I remember my mother calling me in Muncie when Patty passed away and how my stomach sank. She was always a pleasant presence in our lives and I think we'll always remember her smiling face.

Do you know where Patty is buried?

Bo

The Joker said...

You guys are correct, she always has a smile on her face and was rarely negative about anything - always positive and yes, she was a very smart girl and would have gone on to do great things in her life, I believe.

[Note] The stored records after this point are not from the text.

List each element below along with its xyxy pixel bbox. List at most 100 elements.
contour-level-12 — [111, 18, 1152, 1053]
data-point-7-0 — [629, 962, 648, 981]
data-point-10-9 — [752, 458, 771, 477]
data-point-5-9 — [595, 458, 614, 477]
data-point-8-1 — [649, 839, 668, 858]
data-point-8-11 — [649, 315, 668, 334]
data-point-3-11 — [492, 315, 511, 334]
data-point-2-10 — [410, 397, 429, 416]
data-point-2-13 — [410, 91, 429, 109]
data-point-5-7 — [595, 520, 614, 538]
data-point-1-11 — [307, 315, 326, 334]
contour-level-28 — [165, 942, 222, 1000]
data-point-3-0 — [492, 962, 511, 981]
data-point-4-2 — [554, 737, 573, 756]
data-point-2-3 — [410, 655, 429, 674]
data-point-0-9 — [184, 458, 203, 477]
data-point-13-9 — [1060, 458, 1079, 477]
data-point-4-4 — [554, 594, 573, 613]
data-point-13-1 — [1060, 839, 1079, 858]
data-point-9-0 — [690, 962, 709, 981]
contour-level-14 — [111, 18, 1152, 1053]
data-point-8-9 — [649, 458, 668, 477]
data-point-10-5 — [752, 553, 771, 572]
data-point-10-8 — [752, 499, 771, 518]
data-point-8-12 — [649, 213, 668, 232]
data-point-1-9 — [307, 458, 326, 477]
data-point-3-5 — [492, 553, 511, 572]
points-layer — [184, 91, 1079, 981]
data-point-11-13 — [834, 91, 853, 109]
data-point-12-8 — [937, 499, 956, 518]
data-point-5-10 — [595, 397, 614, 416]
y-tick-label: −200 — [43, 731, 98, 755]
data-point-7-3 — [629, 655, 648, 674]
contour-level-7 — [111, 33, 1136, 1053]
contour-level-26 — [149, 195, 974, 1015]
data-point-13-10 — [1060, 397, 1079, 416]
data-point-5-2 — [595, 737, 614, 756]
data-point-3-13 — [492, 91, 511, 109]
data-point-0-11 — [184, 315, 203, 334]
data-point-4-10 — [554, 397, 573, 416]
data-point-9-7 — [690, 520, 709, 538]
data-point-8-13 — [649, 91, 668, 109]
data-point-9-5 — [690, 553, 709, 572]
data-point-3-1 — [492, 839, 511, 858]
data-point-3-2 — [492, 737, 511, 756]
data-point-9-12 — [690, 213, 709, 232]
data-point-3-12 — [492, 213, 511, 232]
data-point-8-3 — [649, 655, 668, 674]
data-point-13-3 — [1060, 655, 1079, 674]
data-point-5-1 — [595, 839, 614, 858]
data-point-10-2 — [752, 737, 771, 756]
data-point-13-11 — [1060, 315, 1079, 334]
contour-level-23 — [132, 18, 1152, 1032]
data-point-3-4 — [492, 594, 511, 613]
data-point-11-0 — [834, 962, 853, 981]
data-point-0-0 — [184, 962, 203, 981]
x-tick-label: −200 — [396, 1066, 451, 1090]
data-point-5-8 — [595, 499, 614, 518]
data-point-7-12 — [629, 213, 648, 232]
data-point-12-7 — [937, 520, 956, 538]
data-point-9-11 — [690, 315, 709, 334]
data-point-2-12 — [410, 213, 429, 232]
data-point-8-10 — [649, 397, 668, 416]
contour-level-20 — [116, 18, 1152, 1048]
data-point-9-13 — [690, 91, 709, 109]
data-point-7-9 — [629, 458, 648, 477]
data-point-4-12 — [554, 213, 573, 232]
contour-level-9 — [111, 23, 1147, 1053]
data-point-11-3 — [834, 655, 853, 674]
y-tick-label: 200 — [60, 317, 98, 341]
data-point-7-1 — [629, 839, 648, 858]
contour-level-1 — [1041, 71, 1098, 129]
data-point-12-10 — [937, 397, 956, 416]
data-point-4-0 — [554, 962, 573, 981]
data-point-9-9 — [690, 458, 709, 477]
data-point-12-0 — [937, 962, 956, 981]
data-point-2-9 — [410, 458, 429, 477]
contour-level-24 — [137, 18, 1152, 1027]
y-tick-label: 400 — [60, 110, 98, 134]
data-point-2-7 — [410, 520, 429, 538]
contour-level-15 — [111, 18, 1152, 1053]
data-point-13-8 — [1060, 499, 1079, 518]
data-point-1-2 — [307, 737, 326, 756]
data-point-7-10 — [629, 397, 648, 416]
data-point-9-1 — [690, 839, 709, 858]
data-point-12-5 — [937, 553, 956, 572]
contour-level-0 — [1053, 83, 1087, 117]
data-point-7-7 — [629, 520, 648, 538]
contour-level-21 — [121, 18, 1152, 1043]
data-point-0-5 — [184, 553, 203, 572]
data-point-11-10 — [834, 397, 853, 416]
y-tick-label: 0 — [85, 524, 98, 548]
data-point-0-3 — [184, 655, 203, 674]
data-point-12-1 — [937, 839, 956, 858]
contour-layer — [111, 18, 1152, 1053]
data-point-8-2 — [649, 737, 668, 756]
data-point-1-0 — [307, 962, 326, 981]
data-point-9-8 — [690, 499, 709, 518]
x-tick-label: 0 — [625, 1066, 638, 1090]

Her parents were not really mean, but they were from the "old school" and very strict and were much older than my parents. Maybe having an only child at such a late age had something to do with it, I don't know. I think her mother pretty much ran the show in that household. Strange to say, I liked her mother even though I didn't understand why she was so restrictive with Patty's life. Her mom took us to Martinsville a couple of times each summer to go swimming, and if I remember correctly it was Patty's parents that took me to the first regatta I'd ever been to in Madison, IN. on the Ohio river.
Thank you all for you kind comments.

The Joker said...

Bo,
I forgot to mention: Patty's homelife was not unhappy in her eyes - only in mine. I sometimes saw her parents as mean and unrelenting, but Patty accepted it as "normal". Things went on in my life that outsiders must have thought bizarre, but for me it was "normal".

I don't remember where Patty was buried, but I'll try to find out.

Purple Tabby said...

FYI
Asoka has added 3 names from the Class of '67 to our memorial list.